Why doesn't Windows keep randomizing the base address of my executable?

Question

I've made a simple C-program that simply prints the address of main() at execution:

printf("%08X\n", &main);

I compile it with Visual C++ 2015 with the parameter /DYNAMICBASE, for x86 (same thing happens when compiling for x64).

First two times I run it, the address returned is different, as is expected. However, after two times, the address the program returns stays the same:

00C31050
00221050
00221050
00221050 

Recompiling or renaming the executable randomizes the address again.
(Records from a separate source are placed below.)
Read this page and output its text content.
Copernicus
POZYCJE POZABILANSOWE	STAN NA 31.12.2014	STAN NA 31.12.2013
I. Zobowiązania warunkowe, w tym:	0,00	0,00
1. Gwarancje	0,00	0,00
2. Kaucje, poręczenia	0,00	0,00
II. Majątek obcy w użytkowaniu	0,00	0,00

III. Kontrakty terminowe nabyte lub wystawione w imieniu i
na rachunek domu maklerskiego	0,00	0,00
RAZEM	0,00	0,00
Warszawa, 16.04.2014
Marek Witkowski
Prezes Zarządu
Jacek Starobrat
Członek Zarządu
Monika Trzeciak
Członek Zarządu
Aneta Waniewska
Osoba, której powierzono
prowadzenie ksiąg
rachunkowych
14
What is happening here? Is Windows somehow caching the executable?

Answer 1

First of all, you don't need to take an address of function and the pointers are better to print with %p specifier, which helps compiler to check types. The more accurate code would be:

printf ("%p\n", main);

On topic, ASLR technology, which is responsible for rebasing executable images is an OS feature that was designed to withstand buffer overrun attacks by making adresses less predictable. It doesn't guarantee that for two sequential runs the image will be placed at different locations, but an OS tries to vary the base from time to time, depending on many factors. For my tests I got (for example) the following results on Windows-7 32-bit build for 10 sequential runs immediately after compilation:

00BE1260
00BE1260
00221260
00F71260
01391260
01391260
01391260
01391260
01391260
003A1260

As you can see, even if consecutive runs were placed at the same locations, the base is changed after a while. What can be guaranteed is that executable image without support of dynamic base will always be placed at the base, set by linker in the exe-headers. The default base for executable image is the 400000h, hence the printed value will be something like this:

00401260
00401260
00401260
00401260
00401260
...

As for your case I suppose that OS rebasing algorithm works more predictive due to OS algorithm treats attack threats less probable or due to lack of entropy or resources. Rebasing requires an additional time and resources to remap memory pages and to tune relocations, so OS may decide that frequent rebasing is unneeded in your case.

Of course, Windows caches loaded executables to speedup their startup. That's why the probability that the base won't change on the next run is high enough. If you have plenty of RAM, the more RAM may be used for cache, the more probable that image won't be rebased. There is no reason to keep the same base if the image is completely reloaded. Also, the rebasing policy may vary between OS versions.

About the cache. It is not only a cache in functionality. If the image is loaded into memory, it may be used simultaneously for a multiple processes (instances). These instances can safely share the code pages because the code is read-only. This is one of the main reasons why Windows doesn't "unload" image immediately after the process terminates. But two processes may share the code only if it is tuned to the same base, because relocations patch the code in memory. If we force different processes to be rebased we inevitably need to abandon code sharing which will lead to increased consume of RAM.

EDIT:

BTW, I found that /DYNAMICBASE option is ignored by VS2015 and the linker always produces executable image with ASLR support, even if I explicitely set /DYNAMICBASE:NO. Also bit-to-bit comparison shows that the compiled files are identical with the exception of one timestamp and (as the result) a checksum. To get executable built by VS2015 without ASLR support I had to manually remove the IMAGE_DLLCHARACTERISTICS_DYNAMIC_BASE bit in exe-header. Don't know whether it was made intentionally or it is an MS bug.